Two of the pictures are of a larger sized board (19x19) that this product does not contain according to all the other information it provides. It is very clear in the first picture. if you are used to looking at both13x13 and 19x19 boards, it is very obvious that the second picture is also of a 19x19 board. Even if the difference doesn’t immediately leap out to you, I have a feeling you will find more than 13 lines in the picture if you start counting. So the two pictures are both misleading and CANNOT be pictures of the product that the seller is offering — they show a 19x19 board which is bigger than the 13x13 and 9x9 sizes shown in the other pictures and described in the text. But wait? Doesn’t the text say 12x12, not 13x13?? Umm. Yes. And that is even weirder.
Woot/Amazon should not sell a product with misleading photographs. There are several other red flags within this listing. The most glaring is in the very first sentence: the set includes grids of size 8x8 and 12x12. How could such a glaring error make it into the description — even if the seller was using a translation app to generate English text, it would not change 13 into 12 and 9 into 8.
If you do not understand what is so weird about saying the grids are 12x12 and 8x8, it is because you have never played Go. The fact that Go is played on “intersections” and not within “spaces” (like one would in Chess or Checkers) is basically the first thing you learn when you learn how to play. Someone selling a Go board by calling the grid 12x12 is very strange — like someone selling a Chess board and calling the game Cheese and describing the pawns as “shrimp prawns.” Or saying that it came with 7 white Queens and 7 black Queens.
The board appears to be fine — not amazing but functional.
But, really, who would be selling a Go board and not understand how to correctly size it? Even if they bought the boards from someone else and knew nothing about Go, wouldn’t they just replicate the specs from the original seller? Or at least google the standard board sizes? When you look on google you see that Wikipedia (and a thousand other websites) will tell you the standard sizes without even needing to click through to the actual site:
“The standard board is marked with a 19×19 grid. Smaller boards include a 13×13 grid and a 9×9 grid used for shorter games that are often used to teach beginners.”

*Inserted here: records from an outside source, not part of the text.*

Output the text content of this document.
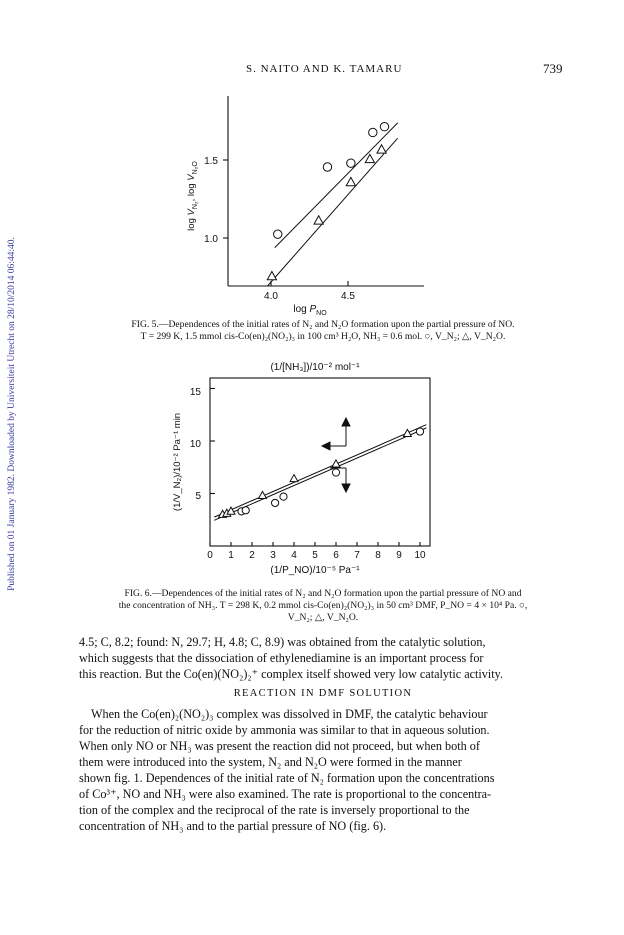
Published on 01 January 1982. Downloaded by Universiteit Utrecht on 28/10/2014 06:44:40.
S. NAITO AND K. TAMARU	739
1.5
1.0
4.0	4.5
$\log V_{N_2}$, $\log V_{N_2O}$
$\log P_{NO}$
FIG. 5.—Dependences of the initial rates of N₂ and N₂O formation upon the partial pressure of NO.
T = 299 K, 1.5 mmol cis-Co(en)₂(NO₂)₃ in 100 cm³ H₂O, NH₃ = 0.6 mol. ○, V_N₂; △, V_N₂O.
(1/[NH₃])/10⁻² mol⁻¹
5
10
15
0 1 2 3 4 5 6 7 8 9 10
(1/P_NO)/10⁻⁵ Pa⁻¹
(1/V_N₂)/10⁻² Pa⁻¹ min
FIG. 6.—Dependences of the initial rates of N₂ and N₂O formation upon the partial pressure of NO and
the concentration of NH₃. T = 298 K, 0.2 mmol cis-Co(en)₂(NO₂)₃ in 50 cm³ DMF, P_NO = 4 × 10⁴ Pa. ○,
V_N₂; △, V_N₂O.
4.5; C, 8.2; found: N, 29.7; H, 4.8; C, 8.9) was obtained from the catalytic solution,
which suggests that the dissociation of ethylenediamine is an important process for
this reaction. But the Co(en)(NO₂)₂⁺ complex itself showed very low catalytic activity.
REACTION IN DMF SOLUTION
When the Co(en)₂(NO₂)₃ complex was dissolved in DMF, the catalytic behaviour
for the reduction of nitric oxide by ammonia was similar to that in aqueous solution.
When only NO or NH₃ was present the reaction did not proceed, but when both of
them were introduced into the system, N₂ and N₂O were formed in the manner
shown fig. 1. Dependences of the initial rate of N₂ formation upon the concentrations
of Co³⁺, NO and NH₃ were also examined. The rate is proportional to the concentra-
tion of the complex and the reciprocal of the rate is inversely proportional to the
concentration of NH₃ and to the partial pressure of NO (fig. 6).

And the part of the description that mentions “hand-eye coordination”? I guess that’s technically true. But there is less hand-eye coordination involved than basically any baby toy that moves at all. So that is a weird claim to use in selling a Go board.

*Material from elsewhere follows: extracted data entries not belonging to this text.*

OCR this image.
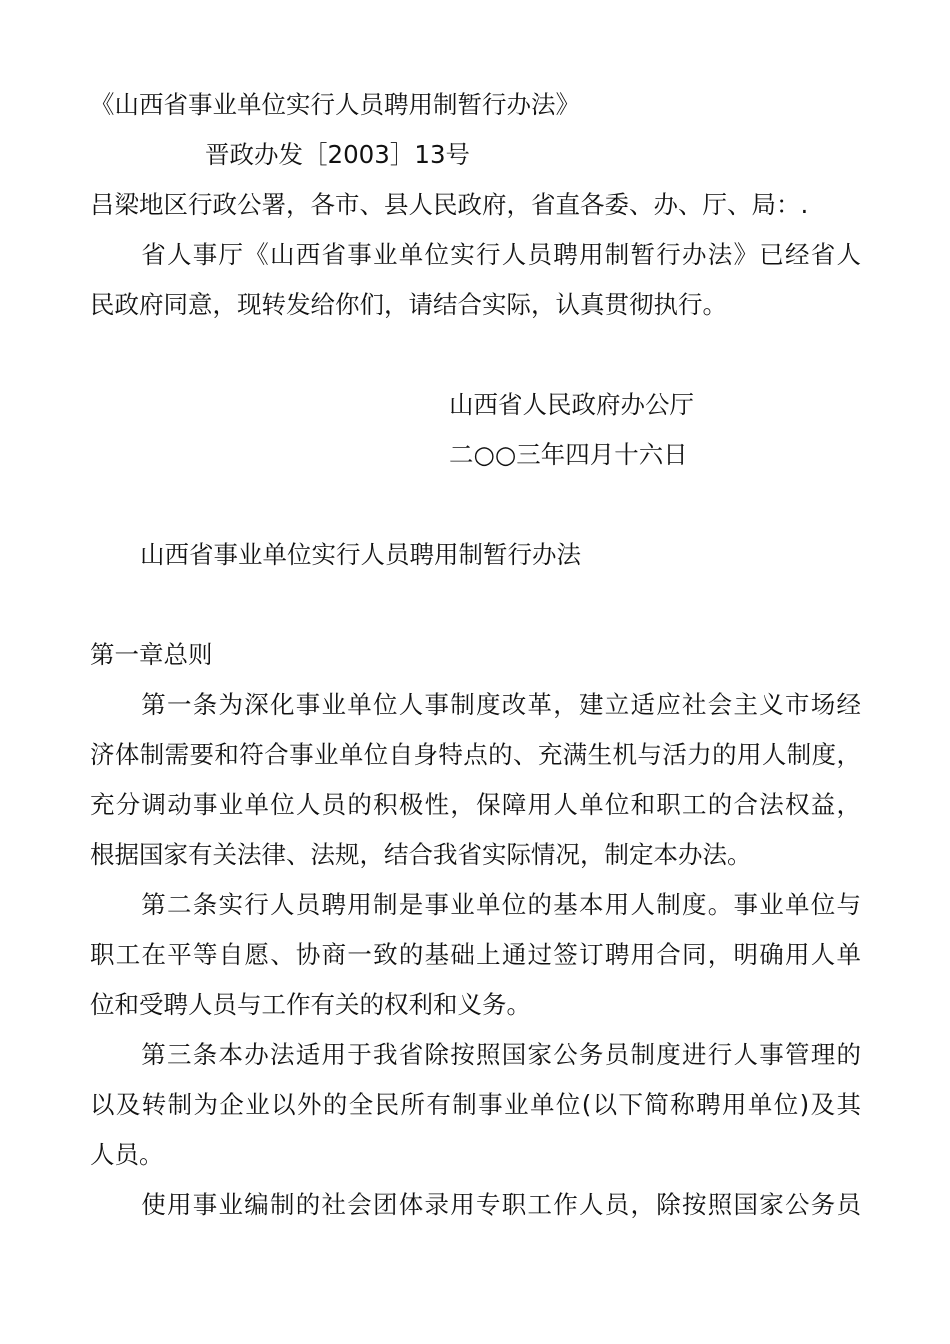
《山西省事业单位实行人员聘用制暂行办法》

晋政办发［2003］13号

吕梁地区行政公署，各市、县人民政府，省直各委、办、厅、局：.

省人事厅《山西省事业单位实行人员聘用制暂行办法》已经省人

民政府同意，现转发给你们，请结合实际，认真贯彻执行。

山西省人民政府办公厅

二○○三年四月十六日

山西省事业单位实行人员聘用制暂行办法

第一章总则

第一条为深化事业单位人事制度改革，建立适应社会主义市场经

济体制需要和符合事业单位自身特点的、充满生机与活力的用人制度，

充分调动事业单位人员的积极性，保障用人单位和职工的合法权益，

根据国家有关法律、法规，结合我省实际情况，制定本办法。

第二条实行人员聘用制是事业单位的基本用人制度。事业单位与

职工在平等自愿、协商一致的基础上通过签订聘用合同，明确用人单

位和受聘人员与工作有关的权利和义务。

第三条本办法适用于我省除按照国家公务员制度进行人事管理的

以及转制为企业以外的全民所有制事业单位(以下简称聘用单位)及其

人员。

使用事业编制的社会团体录用专职工作人员，除按照国家公务员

This product description is either written by a crazy person or is part of the same scam that the deceptive photographs are attempting to implement.
PS: This last thing is an opinion and not more evidence of a scam or reasons to be suspicious. But it is possibly important. If you don’t know much about Go, it might be useful to know that you can get reversible 19x19 / 13x13 boards for the same amount of money. A 9x9 board is almost useless unless you specifically enjoy that size and are an expert level player. But it is not a scam to sell this board instead — people can sell boards of whatever size they want. But people who really want to learn how to play Go would be much better served spending their money for a different kind of board. So I guess my point is that even without the fake photographs and strange text, this product is inherently not very good anyway.

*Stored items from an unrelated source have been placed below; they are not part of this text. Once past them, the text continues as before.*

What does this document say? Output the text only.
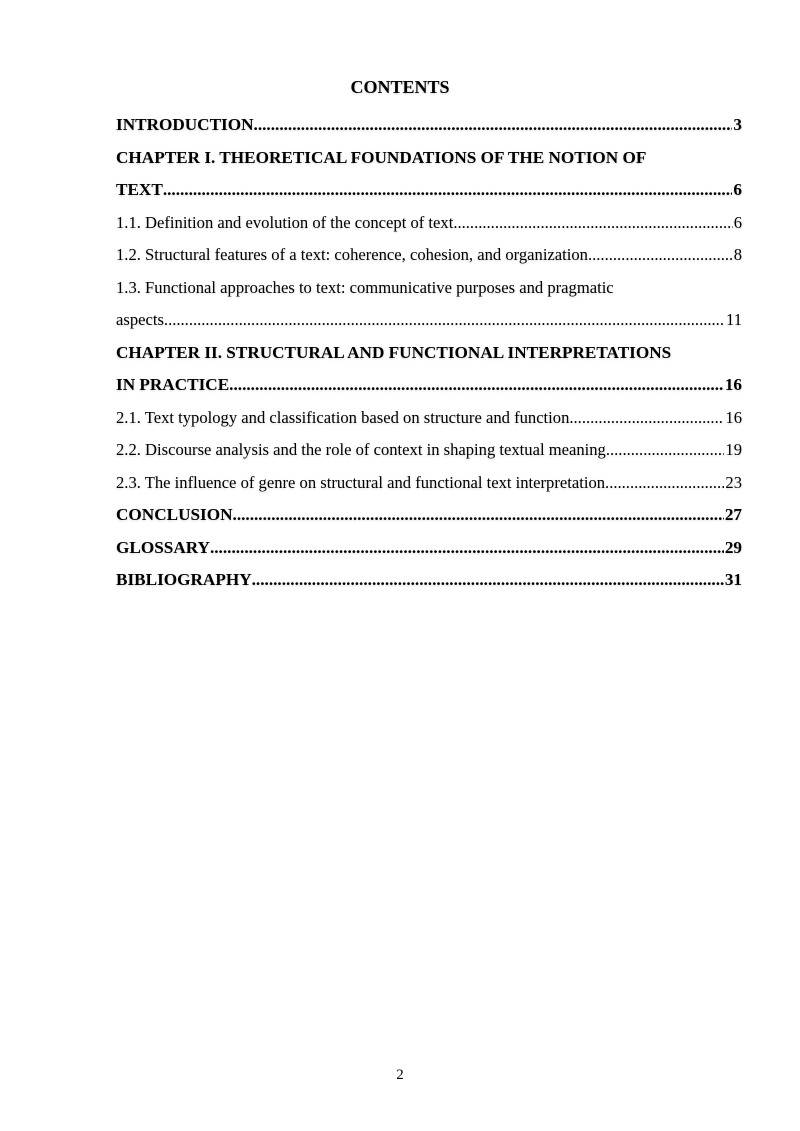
CONTENTS
INTRODUCTION .....	3
CHAPTER I. THEORETICAL FOUNDATIONS OF THE NOTION OF
TEXT .....	6
1.1. Definition and evolution of the concept of text .....	6
1.2. Structural features of a text: coherence, cohesion, and organization .....	8
1.3. Functional approaches to text: communicative purposes and pragmatic
aspects .....	11
CHAPTER II. STRUCTURAL AND FUNCTIONAL INTERPRETATIONS
IN PRACTICE .....	16
2.1. Text typology and classification based on structure and function .....	16
2.2. Discourse analysis and the role of context in shaping textual meaning .....	19
2.3. The influence of genre on structural and functional text interpretation .....	23
CONCLUSION .....	27
GLOSSARY .....	29
BIBLIOGRAPHY .....	31
2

Hi there. Thank you for the feedback. I’ll ask the buyer to look over your notes.
LOL. I read that is Comic Book Guy’s voice.
Somebody is reeeeealy into this game. lol
Sooo, did it take 1 or 2 hours for you to read that? Lol!
Well yeah. That’s exactly how you develop hand/eye coordination. What would you suggest? Maybe trying to lick your elbow?
No way! You don’t know where that elbow has been! Especially these days.